• Katherine

    28 June 2020 at 7:42 am

    The systems thinking tools push us (the user) to look at issues through different lenses, broadening perspective, and thus expanding the opportunity for discussion and learning. By broadening our perspectives we are then able to identify more of these leverage points and brainstorm more ideas for action/solutions.

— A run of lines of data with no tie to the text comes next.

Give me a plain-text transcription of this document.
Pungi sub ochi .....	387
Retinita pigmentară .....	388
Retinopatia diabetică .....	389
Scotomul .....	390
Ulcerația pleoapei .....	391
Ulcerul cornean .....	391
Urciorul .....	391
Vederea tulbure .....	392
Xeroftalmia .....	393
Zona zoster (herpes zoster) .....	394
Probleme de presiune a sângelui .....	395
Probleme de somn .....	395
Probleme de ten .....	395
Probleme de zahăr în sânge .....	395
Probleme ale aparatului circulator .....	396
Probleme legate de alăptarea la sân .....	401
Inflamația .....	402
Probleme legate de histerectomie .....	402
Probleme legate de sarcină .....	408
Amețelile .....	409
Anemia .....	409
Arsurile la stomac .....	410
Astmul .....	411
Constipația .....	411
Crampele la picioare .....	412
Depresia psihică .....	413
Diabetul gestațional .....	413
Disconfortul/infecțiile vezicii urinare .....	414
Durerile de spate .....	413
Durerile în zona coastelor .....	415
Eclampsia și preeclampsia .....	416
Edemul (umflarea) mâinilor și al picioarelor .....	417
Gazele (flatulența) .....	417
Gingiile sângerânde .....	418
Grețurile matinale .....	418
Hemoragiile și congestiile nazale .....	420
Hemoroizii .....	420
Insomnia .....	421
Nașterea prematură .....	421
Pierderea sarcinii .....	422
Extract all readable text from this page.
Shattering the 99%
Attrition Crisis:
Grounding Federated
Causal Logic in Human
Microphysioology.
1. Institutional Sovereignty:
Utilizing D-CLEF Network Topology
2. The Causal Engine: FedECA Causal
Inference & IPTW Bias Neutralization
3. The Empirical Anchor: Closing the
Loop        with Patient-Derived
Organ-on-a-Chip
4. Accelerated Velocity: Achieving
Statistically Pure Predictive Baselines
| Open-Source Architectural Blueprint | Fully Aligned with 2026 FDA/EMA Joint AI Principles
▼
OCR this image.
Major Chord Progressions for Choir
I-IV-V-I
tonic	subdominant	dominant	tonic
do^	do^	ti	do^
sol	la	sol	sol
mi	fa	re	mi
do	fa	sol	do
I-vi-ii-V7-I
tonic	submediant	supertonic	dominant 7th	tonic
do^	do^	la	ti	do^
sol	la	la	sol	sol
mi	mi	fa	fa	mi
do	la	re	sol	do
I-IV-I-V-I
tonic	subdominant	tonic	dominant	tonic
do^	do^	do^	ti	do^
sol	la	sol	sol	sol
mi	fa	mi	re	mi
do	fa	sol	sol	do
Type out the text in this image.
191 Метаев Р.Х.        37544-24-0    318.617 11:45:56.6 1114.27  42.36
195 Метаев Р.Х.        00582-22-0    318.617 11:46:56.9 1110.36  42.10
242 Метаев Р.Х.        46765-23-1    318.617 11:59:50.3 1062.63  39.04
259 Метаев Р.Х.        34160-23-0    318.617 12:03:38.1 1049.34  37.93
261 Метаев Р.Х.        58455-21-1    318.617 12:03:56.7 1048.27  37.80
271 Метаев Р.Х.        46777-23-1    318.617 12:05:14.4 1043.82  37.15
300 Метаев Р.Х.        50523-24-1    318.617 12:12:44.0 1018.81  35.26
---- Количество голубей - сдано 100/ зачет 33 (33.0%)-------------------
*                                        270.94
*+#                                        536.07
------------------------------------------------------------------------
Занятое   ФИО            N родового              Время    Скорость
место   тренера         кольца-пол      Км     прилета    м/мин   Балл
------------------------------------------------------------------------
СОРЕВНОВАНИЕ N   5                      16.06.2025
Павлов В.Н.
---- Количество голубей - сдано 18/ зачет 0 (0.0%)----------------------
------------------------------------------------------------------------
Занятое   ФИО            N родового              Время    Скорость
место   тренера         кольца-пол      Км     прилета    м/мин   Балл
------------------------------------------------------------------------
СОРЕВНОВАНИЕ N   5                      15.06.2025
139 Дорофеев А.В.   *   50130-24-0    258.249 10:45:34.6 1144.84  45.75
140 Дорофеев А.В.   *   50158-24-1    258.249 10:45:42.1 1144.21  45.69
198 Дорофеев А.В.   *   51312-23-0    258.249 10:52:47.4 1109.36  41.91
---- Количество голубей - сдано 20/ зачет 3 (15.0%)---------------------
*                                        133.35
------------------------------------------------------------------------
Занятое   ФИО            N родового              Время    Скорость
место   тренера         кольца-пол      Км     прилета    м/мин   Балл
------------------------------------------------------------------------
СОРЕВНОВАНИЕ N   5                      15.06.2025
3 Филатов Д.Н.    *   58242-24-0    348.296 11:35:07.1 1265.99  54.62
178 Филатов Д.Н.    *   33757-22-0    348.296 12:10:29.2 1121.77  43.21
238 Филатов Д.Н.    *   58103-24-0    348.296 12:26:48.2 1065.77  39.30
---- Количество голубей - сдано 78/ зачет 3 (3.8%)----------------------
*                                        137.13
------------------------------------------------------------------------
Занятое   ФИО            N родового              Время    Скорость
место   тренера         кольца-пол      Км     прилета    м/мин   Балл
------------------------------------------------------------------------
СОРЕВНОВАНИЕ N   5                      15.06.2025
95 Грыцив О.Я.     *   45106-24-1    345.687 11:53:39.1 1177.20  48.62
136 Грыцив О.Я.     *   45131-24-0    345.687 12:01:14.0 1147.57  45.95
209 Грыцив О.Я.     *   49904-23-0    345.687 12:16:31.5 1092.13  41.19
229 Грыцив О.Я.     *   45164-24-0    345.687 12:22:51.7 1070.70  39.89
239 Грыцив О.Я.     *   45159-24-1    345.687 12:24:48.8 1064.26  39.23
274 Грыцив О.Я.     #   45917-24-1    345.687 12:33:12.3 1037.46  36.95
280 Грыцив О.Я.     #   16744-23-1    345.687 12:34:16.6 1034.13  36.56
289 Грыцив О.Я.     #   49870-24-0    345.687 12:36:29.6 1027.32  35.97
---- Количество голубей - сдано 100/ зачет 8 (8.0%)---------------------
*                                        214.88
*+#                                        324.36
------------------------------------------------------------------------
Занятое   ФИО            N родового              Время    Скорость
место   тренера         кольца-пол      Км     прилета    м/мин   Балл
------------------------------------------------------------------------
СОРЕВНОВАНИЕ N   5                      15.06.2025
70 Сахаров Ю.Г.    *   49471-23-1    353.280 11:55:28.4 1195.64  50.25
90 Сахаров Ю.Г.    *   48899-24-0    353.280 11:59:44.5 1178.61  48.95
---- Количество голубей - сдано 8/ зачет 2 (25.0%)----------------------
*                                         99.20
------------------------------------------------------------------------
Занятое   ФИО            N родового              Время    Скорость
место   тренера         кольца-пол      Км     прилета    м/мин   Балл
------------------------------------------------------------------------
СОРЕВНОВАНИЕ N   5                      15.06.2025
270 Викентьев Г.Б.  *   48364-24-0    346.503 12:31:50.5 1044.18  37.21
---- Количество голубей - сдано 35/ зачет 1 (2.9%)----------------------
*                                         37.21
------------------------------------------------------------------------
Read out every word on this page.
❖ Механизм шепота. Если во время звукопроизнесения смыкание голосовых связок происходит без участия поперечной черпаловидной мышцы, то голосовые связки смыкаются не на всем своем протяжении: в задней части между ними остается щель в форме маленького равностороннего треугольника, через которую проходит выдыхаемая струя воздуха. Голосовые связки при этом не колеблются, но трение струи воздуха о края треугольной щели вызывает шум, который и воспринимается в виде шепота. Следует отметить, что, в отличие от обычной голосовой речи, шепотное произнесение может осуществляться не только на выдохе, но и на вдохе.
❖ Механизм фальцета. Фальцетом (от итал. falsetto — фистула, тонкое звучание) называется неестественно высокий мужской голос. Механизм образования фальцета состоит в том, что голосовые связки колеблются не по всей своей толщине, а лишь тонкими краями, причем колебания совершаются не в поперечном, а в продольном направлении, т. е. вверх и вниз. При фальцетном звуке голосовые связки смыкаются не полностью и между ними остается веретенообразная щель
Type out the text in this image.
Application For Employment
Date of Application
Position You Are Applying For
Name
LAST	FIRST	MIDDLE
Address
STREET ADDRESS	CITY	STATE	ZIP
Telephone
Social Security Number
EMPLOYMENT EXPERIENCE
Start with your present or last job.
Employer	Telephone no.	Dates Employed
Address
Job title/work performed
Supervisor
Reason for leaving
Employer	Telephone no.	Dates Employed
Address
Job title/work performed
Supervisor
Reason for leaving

    I think too that if more of us were to use more systems thinking tools in class we would, in turn, get more ideas of issues to explore and possible cross-disciplinary work from the student’s responses. This would then create a positive feedback loop (more system thinking means more systems understanding which leads to even more systems thinking and so on). It kind of goes back to an earlier point that Kevin made in a previous forum; systems thinking tools, especially if used in collaboration, can reveal some of our ignorance, and then that ignorance can instigate a desire to learn. (Thank Kevin for making that point and sharing the Ted talk).

    • Laurence

      28 June 2020 at 10:18 am


      You make a great point about the benefits of having a critical mass of users of systems thinking and how that, in turn, would benefit the cross-disciplinary needs of schools. Truth be told the trends are certainly going in that direction so this talk of service learning, sustainability and systems thinking is all very much in line with the outcomes we hope to generate in terms of student learning.

  • Ian

    28 June 2020 at 9:30 am

    Teaching and learning is enhanced with these tools because they take complex concepts and simplify them through visualization strategies. They encourage deep, critical thinking to discover causes, effects, problems, and solutions.

    I can see quite a few opportunities in my context (6-9 ELA); already stealing / borrowing from this ES team for a migration book club unit in grade 6, and stealing from the HS teacher for sustainable community issues in The Giver (grade 6 dystopian fiction) and Lord of the Flies (grade 7 human nature). We’ll be utilizing both of those novels for the first time in our curricula next year, and I’m really excited to design them through some different lenses.

    • Laurence

      28 June 2020 at 10:19 am


      There is no stealing when things are given away willfully. As I always say learning (as with pretty much everything) is done better when there is collaboration and opportunity to use, reuse, refine and expand tools, learning experiences, etc. Great to know that some of these things are useful for you!

  • Ereeny

    28 June 2020 at 9:46 am

    Engaging students in these activities enhances collaboration and communication skills. Students have different perspectives and they become aware that they need to respect other points of view. They do not necessarily have to agree with it, but they can simply respect it.

    I can use system tools with students and teachers to brainstorm an initial idea of a project during the investigation process. We will have a visual framework of what they are planning for.

    • Laurence

      28 June 2020 at 10:21 am


      Your role as coordinator is a bit more difficult in terms of the need to coordinate across and within groups, but you serve very much as the ‘pollinator’ of ideas and processes and are a critical piece to the cultivation of a service culture in your community. I hope these things – or at least some of them – are useful in that context. Keep up the good work!

  • Deleted User

    Deleted User
    28 June 2020 at 12:26 pm

    Systems thinking tools encourage us to broaden our perspective by scaffolding our thinking in such a way that we are analysing instead of identifying. They are definitely valuable to our own learning as educators (student well being, curriculum design, unit planning, etc).

    In my own context, I think these tools and strategies would be best used in conjunction with each other (where possible) and not treated as separate tools. Any strategy that gets students thinking critically, sharing their thinking with each other and explaining cause/effect is going to be beenficial in developing those ’21st century skills’!

    • Laurence

      29 June 2020 at 5:35 am


      I love that you bring up the use of the tools in conjunction with each other. In a note I just wrote to Ian, using it in this way actually really deepens the understanding of systems and relationships in students. I think that analyzing an issue (for example) by having groups of students use different tools simultaneously and then presenting out on their thoughts would really allow for students to not just make connections to the content, but also make connections between the tools and how the learning is presented visually. It has great potential!

  • Kevin

    29 June 2020 at 6:51 am

    I think it broadens the scope with which students can see an issue. At first, students may devise simple solutions to problems. These systems thinking tools allow both students and teachers to see the ‘whole picture’ on things. The iceberg is also a useful visible thinking routine to use for students in the toolbox.

    • Laurence

      11 July 2020 at 5:51 am

      Great points Kevin. You are correct. You’ll find that there are a few ‘recurring themes’ (as I call them” within systems thinking and the interconnections to a whole picture figure prominently in that. If students are able to develop their thinking habits so that they can do that more regularly they also become better cricital thinkers and more empathetic decision makers.